La forma natural del ser humano y la formación del yo.

humano bosque

El ser humano recién nacido es un recipiente para el renacimiento de la energía vital en su forma más cruda

El niño recién nacido es una manifestación de la pureza más absoluta. Todo el que haya estado presente en un parto no hay duda que lo admite. El recién nacido es un recipiente para el renacimiento de la energía vital en su forma más cruda, sin adulteración ni diferenciación. No obstante, este recipiente tiene una forma determinada y aparece en un entorno específico. El niño tiene un código genético que le confiere una forma física y un temperamento particular y cada niño llega a un entorno cuya naturaleza física y emocional son también específicas. Estas circunstancias, sumadas a la serie de acontecimientos que ocurrirán durante sus primeros años, darán como resultado la individualización del nuevo niño. Se combinan para que el niño, de forma propia y exclusiva, comience a sentirse separado de su entorno. Algunos reciben afirmación y satisfacción y, en consecuencia, ven el mundo como un lugar seguro, cálido y acogedor; otros, por el contrario, reciben rechazo y negación y experimentan el mundo como algo hostil, ajeno y amenazador; y entre estos dos extremos hay millones de diferentes posibilidades y variaciones para cada recién nacido. Por otro lado, los diferentes tipos de situaciones humanas a los que se enfrenta el niño son bastante limitadas y predecibles, del mismo modo que su temperamento específico es de un tipo determinado; el resultado final es único, pero al mismo tiempo pertenece a una categoría claramente reconocible. Es similar al caso de dos individuos que, a pesar de no enfermar de la misma manera, sufren una dolencia que puede diagnosticarse.

En un momento dado, alrededor de los dos años de edad, una imagen compuesta por los elementos mencionados anteriormente, toma una forma más o menos definida y el niño dice: “¡Esto soy yo!” Pero la realidad es que este “yo” no es algo sólido, sino que cambia constantemente, a pesar de tener una forma que puede asumirse como la propia identidad. No obstante, es muy importante comprender que esta ‘identidad’ no tiene una existencia verdadera en el sentido absoluto de la palabra. Lo que ha ocurrido es que, tras un cierto periodo de tiempo y al estar expuesto a un entorno determinado, además de su propio código genético, la energía vital pura y la consciencia indiferenciada del recién nacido se han identificado de alguna manera con su cuerpo-recipiente convirtiéndose en algo limitado e individualizado.

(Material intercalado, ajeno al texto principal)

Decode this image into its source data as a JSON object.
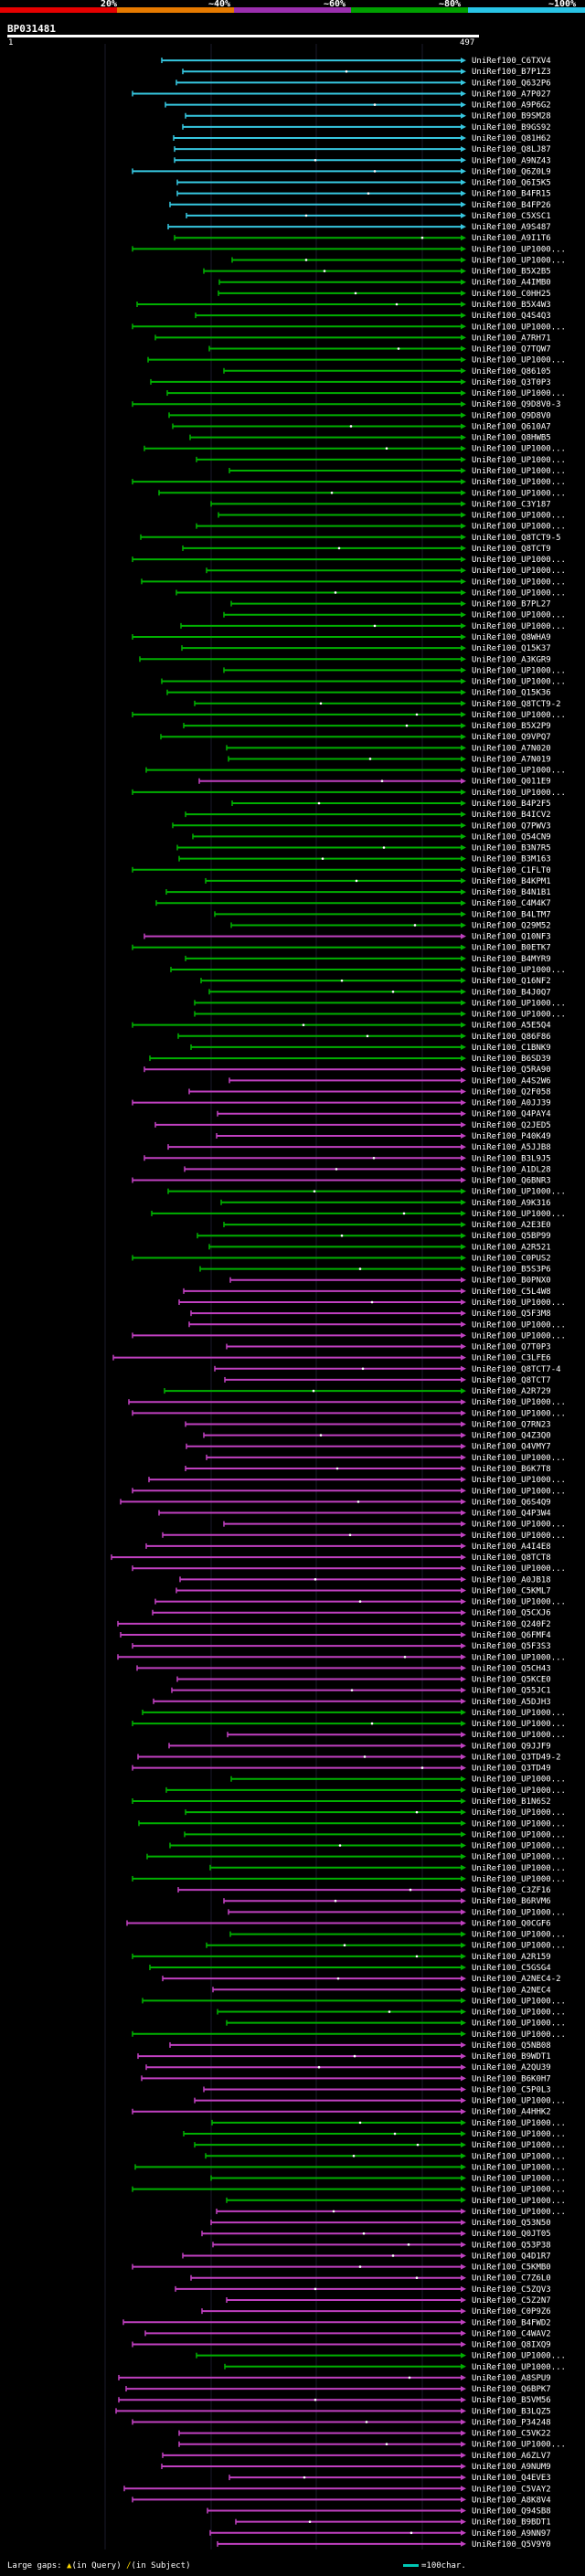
{
  "query": {
    "id": "BP031481",
    "start": "1",
    "end": "497"
  },
  "legend": [
    {
      "label": "20%",
      "color": "#e60000"
    },
    {
      "label": "~40%",
      "color": "#e67a00"
    },
    {
      "label": "~60%",
      "color": "#9b2fae"
    },
    {
      "label": "~80%",
      "color": "#00a000"
    },
    {
      "label": "~100%",
      "color": "#29c4e6"
    }
  ],
  "colors": {
    "cyan": "#36c7e0",
    "green": "#00b000",
    "magenta": "#c040c0",
    "gap": "#ffd800"
  },
  "hits": [
    [
      "C6TXV4",
      "c"
    ],
    [
      "B7P1Z3",
      "c"
    ],
    [
      "Q632P6",
      "c"
    ],
    [
      "A7P027",
      "c"
    ],
    [
      "A9P6G2",
      "c"
    ],
    [
      "B9SM28",
      "c"
    ],
    [
      "B9GS92",
      "c"
    ],
    [
      "Q81H62",
      "c"
    ],
    [
      "Q8LJ87",
      "c"
    ],
    [
      "A9NZ43",
      "c"
    ],
    [
      "Q6Z0L9",
      "c"
    ],
    [
      "Q6I5K5",
      "c"
    ],
    [
      "B4FR15",
      "c"
    ],
    [
      "B4FP26",
      "c"
    ],
    [
      "C5XSC1",
      "c"
    ],
    [
      "A9S487",
      "c"
    ],
    [
      "A9I1T6",
      "g"
    ],
    [
      "UP1000...",
      "g"
    ],
    [
      "UP1000...",
      "g"
    ],
    [
      "B5X2B5",
      "g"
    ],
    [
      "A4IMB0",
      "g"
    ],
    [
      "C0HH25",
      "g"
    ],
    [
      "B5X4W3",
      "g"
    ],
    [
      "Q4S4Q3",
      "g"
    ],
    [
      "UP1000...",
      "g"
    ],
    [
      "A7RH71",
      "g"
    ],
    [
      "Q7TQW7",
      "g"
    ],
    [
      "UP1000...",
      "g"
    ],
    [
      "Q86105",
      "g"
    ],
    [
      "Q3T0P3",
      "g"
    ],
    [
      "UP1000...",
      "g"
    ],
    [
      "Q9D8V0-3",
      "g"
    ],
    [
      "Q9D8V0",
      "g"
    ],
    [
      "Q610A7",
      "g"
    ],
    [
      "Q8HWB5",
      "g"
    ],
    [
      "UP1000...",
      "g"
    ],
    [
      "UP1000...",
      "g"
    ],
    [
      "UP1000...",
      "g"
    ],
    [
      "UP1000...",
      "g"
    ],
    [
      "UP1000...",
      "g"
    ],
    [
      "C3Y187",
      "g"
    ],
    [
      "UP1000...",
      "g"
    ],
    [
      "UP1000...",
      "g"
    ],
    [
      "Q8TCT9-5",
      "g"
    ],
    [
      "Q8TCT9",
      "g"
    ],
    [
      "UP1000...",
      "g"
    ],
    [
      "UP1000...",
      "g"
    ],
    [
      "UP1000...",
      "g"
    ],
    [
      "UP1000...",
      "g"
    ],
    [
      "B7PL27",
      "g"
    ],
    [
      "UP1000...",
      "g"
    ],
    [
      "UP1000...",
      "g"
    ],
    [
      "Q8WHA9",
      "g"
    ],
    [
      "Q15K37",
      "g"
    ],
    [
      "A3KGR9",
      "g"
    ],
    [
      "UP1000...",
      "g"
    ],
    [
      "UP1000...",
      "g"
    ],
    [
      "Q15K36",
      "g"
    ],
    [
      "Q8TCT9-2",
      "g"
    ],
    [
      "UP1000...",
      "g"
    ],
    [
      "B5X2P9",
      "g"
    ],
    [
      "Q9VPQ7",
      "g"
    ],
    [
      "A7N020",
      "g"
    ],
    [
      "A7N019",
      "g"
    ],
    [
      "UP1000...",
      "g"
    ],
    [
      "Q011E9",
      "m"
    ],
    [
      "UP1000...",
      "g"
    ],
    [
      "B4P2F5",
      "g"
    ],
    [
      "B4ICV2",
      "g"
    ],
    [
      "Q7PWV3",
      "g"
    ],
    [
      "Q54CN9",
      "g"
    ],
    [
      "B3N7R5",
      "g"
    ],
    [
      "B3M163",
      "g"
    ],
    [
      "C1FLT0",
      "g"
    ],
    [
      "B4KPM1",
      "g"
    ],
    [
      "B4N1B1",
      "g"
    ],
    [
      "C4M4K7",
      "g"
    ],
    [
      "B4LTM7",
      "g"
    ],
    [
      "Q29M52",
      "g"
    ],
    [
      "Q10NF3",
      "m"
    ],
    [
      "B0ETK7",
      "g"
    ],
    [
      "B4MYR9",
      "g"
    ],
    [
      "UP1000...",
      "g"
    ],
    [
      "Q16NF2",
      "g"
    ],
    [
      "B4J0Q7",
      "g"
    ],
    [
      "UP1000...",
      "g"
    ],
    [
      "UP1000...",
      "g"
    ],
    [
      "A5E5Q4",
      "g"
    ],
    [
      "Q86F86",
      "g"
    ],
    [
      "C1BNK9",
      "g"
    ],
    [
      "B6SD39",
      "g"
    ],
    [
      "Q5RA90",
      "m"
    ],
    [
      "A4S2W6",
      "m"
    ],
    [
      "Q2F058",
      "m"
    ],
    [
      "A0JJ39",
      "m"
    ],
    [
      "Q4PAY4",
      "m"
    ],
    [
      "Q2JED5",
      "m"
    ],
    [
      "P40K49",
      "m"
    ],
    [
      "A5JJB8",
      "m"
    ],
    [
      "B3L9J5",
      "m"
    ],
    [
      "A1DL28",
      "m"
    ],
    [
      "Q6BNR3",
      "m"
    ],
    [
      "UP1000...",
      "g"
    ],
    [
      "A9K316",
      "g"
    ],
    [
      "UP1000...",
      "g"
    ],
    [
      "A2E3E0",
      "g"
    ],
    [
      "Q5BP99",
      "g"
    ],
    [
      "A2R521",
      "g"
    ],
    [
      "C0PUS2",
      "g"
    ],
    [
      "B5S3P6",
      "g"
    ],
    [
      "B0PNX0",
      "m"
    ],
    [
      "C5L4W8",
      "m"
    ],
    [
      "UP1000...",
      "m"
    ],
    [
      "Q5F3M8",
      "m"
    ],
    [
      "UP1000...",
      "m"
    ],
    [
      "UP1000...",
      "m"
    ],
    [
      "Q7T0P3",
      "m"
    ],
    [
      "C3LFE6",
      "m"
    ],
    [
      "Q8TCT7-4",
      "m"
    ],
    [
      "Q8TCT7",
      "m"
    ],
    [
      "A2R729",
      "g"
    ],
    [
      "UP1000...",
      "m"
    ],
    [
      "UP1000...",
      "m"
    ],
    [
      "Q7RN23",
      "m"
    ],
    [
      "Q4Z3Q0",
      "m"
    ],
    [
      "Q4VMY7",
      "m"
    ],
    [
      "UP1000...",
      "m"
    ],
    [
      "B6K7T8",
      "m"
    ],
    [
      "UP1000...",
      "m"
    ],
    [
      "UP1000...",
      "m"
    ],
    [
      "Q6S4Q9",
      "m"
    ],
    [
      "Q4P3W4",
      "m"
    ],
    [
      "UP1000...",
      "m"
    ],
    [
      "UP1000...",
      "m"
    ],
    [
      "A4I4E8",
      "m"
    ],
    [
      "Q8TCT8",
      "m"
    ],
    [
      "UP1000...",
      "m"
    ],
    [
      "A0JB18",
      "m"
    ],
    [
      "C5KML7",
      "m"
    ],
    [
      "UP1000...",
      "m"
    ],
    [
      "Q5CXJ6",
      "m"
    ],
    [
      "Q240F2",
      "m"
    ],
    [
      "Q6FMF4",
      "m"
    ],
    [
      "Q5F3S3",
      "m"
    ],
    [
      "UP1000...",
      "m"
    ],
    [
      "Q5CH43",
      "m"
    ],
    [
      "Q5KCE0",
      "m"
    ],
    [
      "Q55JC1",
      "m"
    ],
    [
      "A5DJH3",
      "m"
    ],
    [
      "UP1000...",
      "g"
    ],
    [
      "UP1000...",
      "g"
    ],
    [
      "UP1000...",
      "m"
    ],
    [
      "Q9JJF9",
      "m"
    ],
    [
      "Q3TD49-2",
      "m"
    ],
    [
      "Q3TD49",
      "m"
    ],
    [
      "UP1000...",
      "g"
    ],
    [
      "UP1000...",
      "g"
    ],
    [
      "B1N6S2",
      "g"
    ],
    [
      "UP1000...",
      "g"
    ],
    [
      "UP1000...",
      "g"
    ],
    [
      "UP1000...",
      "g"
    ],
    [
      "UP1000...",
      "g"
    ],
    [
      "UP1000...",
      "g"
    ],
    [
      "UP1000...",
      "g"
    ],
    [
      "UP1000...",
      "g"
    ],
    [
      "C3ZF16",
      "m"
    ],
    [
      "B6RVM6",
      "m"
    ],
    [
      "UP1000...",
      "m"
    ],
    [
      "Q0CGF6",
      "m"
    ],
    [
      "UP1000...",
      "g"
    ],
    [
      "UP1000...",
      "g"
    ],
    [
      "A2R159",
      "g"
    ],
    [
      "C5GSG4",
      "g"
    ],
    [
      "A2NEC4-2",
      "m"
    ],
    [
      "A2NEC4",
      "m"
    ],
    [
      "UP1000...",
      "g"
    ],
    [
      "UP1000...",
      "g"
    ],
    [
      "UP1000...",
      "g"
    ],
    [
      "UP1000...",
      "g"
    ],
    [
      "Q5NB08",
      "m"
    ],
    [
      "B9WDT1",
      "m"
    ],
    [
      "A2QU39",
      "m"
    ],
    [
      "B6K0H7",
      "m"
    ],
    [
      "C5P0L3",
      "m"
    ],
    [
      "UP1000...",
      "m"
    ],
    [
      "A4HHK2",
      "m"
    ],
    [
      "UP1000...",
      "g"
    ],
    [
      "UP1000...",
      "g"
    ],
    [
      "UP1000...",
      "g"
    ],
    [
      "UP1000...",
      "g"
    ],
    [
      "UP1000...",
      "g"
    ],
    [
      "UP1000...",
      "g"
    ],
    [
      "UP1000...",
      "g"
    ],
    [
      "UP1000...",
      "g"
    ],
    [
      "UP1000...",
      "m"
    ],
    [
      "Q53N50",
      "m"
    ],
    [
      "Q0JT05",
      "m"
    ],
    [
      "Q53P38",
      "m"
    ],
    [
      "Q4D1R7",
      "m"
    ],
    [
      "C5KMB0",
      "m"
    ],
    [
      "C7Z6L0",
      "m"
    ],
    [
      "C5ZQV3",
      "m"
    ],
    [
      "C5Z2N7",
      "m"
    ],
    [
      "C0P9Z6",
      "m"
    ],
    [
      "B4FWD2",
      "m"
    ],
    [
      "C4WAV2",
      "m"
    ],
    [
      "Q8IXQ9",
      "m"
    ],
    [
      "UP1000...",
      "g"
    ],
    [
      "UP1000...",
      "g"
    ],
    [
      "A8SPU9",
      "m"
    ],
    [
      "Q6BPK7",
      "m"
    ],
    [
      "B5VM56",
      "m"
    ],
    [
      "B3LQZ5",
      "m"
    ],
    [
      "P34248",
      "m"
    ],
    [
      "C5VK22",
      "m"
    ],
    [
      "UP1000...",
      "m"
    ],
    [
      "A6ZLV7",
      "m"
    ],
    [
      "A9NUM9",
      "m"
    ],
    [
      "Q4EVE3",
      "m"
    ],
    [
      "C5VAY2",
      "m"
    ],
    [
      "A8K8V4",
      "m"
    ],
    [
      "Q94SB8",
      "m"
    ],
    [
      "B9BDT1",
      "m"
    ],
    [
      "A9NN97",
      "m"
    ],
    [
      "Q5V9Y0",
      "m"
    ]
  ],
  "footer": {
    "label": "Large gaps:",
    "gap_query_glyph": "▲",
    "gap_query_text": "(in Query)",
    "gap_subject_glyph": "/",
    "gap_subject_text": "(in Subject)",
    "scale_text": "=100char."
  }
}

Con el transcurso de los años el niño se hace una imagen de sí mismo, más o menos definida, a la que llama ‘yo’, olvidando así aquella energía vital pura, espontánea e indefinida que tenía al nacer. Esta asumida identidad es puramente accidental, configurada por circunstancias contingentes y por el paso del tiempo. Si su entorno hubiese sido diferente, el niño habría adoptado una forma diferente. La realidad verdadera del niño está basada en esa energía vital pura y la consciencia indiferenciada con la que empieza, y no la limitada y constreñida imagen de sí mismo que desarrolla más adelante. Esta primera imagen de uno mismo, construida de forma circunstancial e impuesta con arbitrariedad, se transforma en la base de todas las relaciones futuras que tendremos con nosotros mismos y con el mundo que nos rodea. Nos dicta el patrón de conducta de una vida que, a partir de ese momento, se entrega a la tarea de preservar y perpetuar la existencia de esta supuesta identidad con la que nos hemos asociado de forma indisoluble. Según nuestro punto de vista, eso es justo lo que somos. Y, sin embargo, si nos fijamos en un niño de dos años, veremos a un ser desenfrenado con un carácter sin pulir: terco, autocrático, exigente, fácilmente irritable, a veces destructivo, acaparador de la atención, extremadamente egoísta, en una palabra, ¡algo monstruoso!

En su forma desnuda este ‘yo’ no es admisible, pero con la experiencia aprendemos a negociar con la existencia. Pronto descubrimos hasta qué punto podemos conseguir lo que queremos, lo que necesita afinarse, lo que podemos decir y lo que debemos callar, lo que produce las reacciones deseadas y así sucesivamente. Dicho con otras palabras: intentamos encontrar un equilibrio entre ese material tosco que es la supuesta imagen de nosotros mismos a la que hemos dado realidad absoluta, y los obstáculos del entorno social que nos rodea donde la expresión ilimitada del ‘yo’ no es permisible ni tampoco posible. El resultado es que la imagen original de nosotros mismos se va cubriendo con una capa tras otra según las exigencias de las situaciones que vivimos. Pero nuestras vidas siguen siendo la interpretación de aquel primer patrón, de forma cada vez más refinada y en un escenario cada vez más amplio.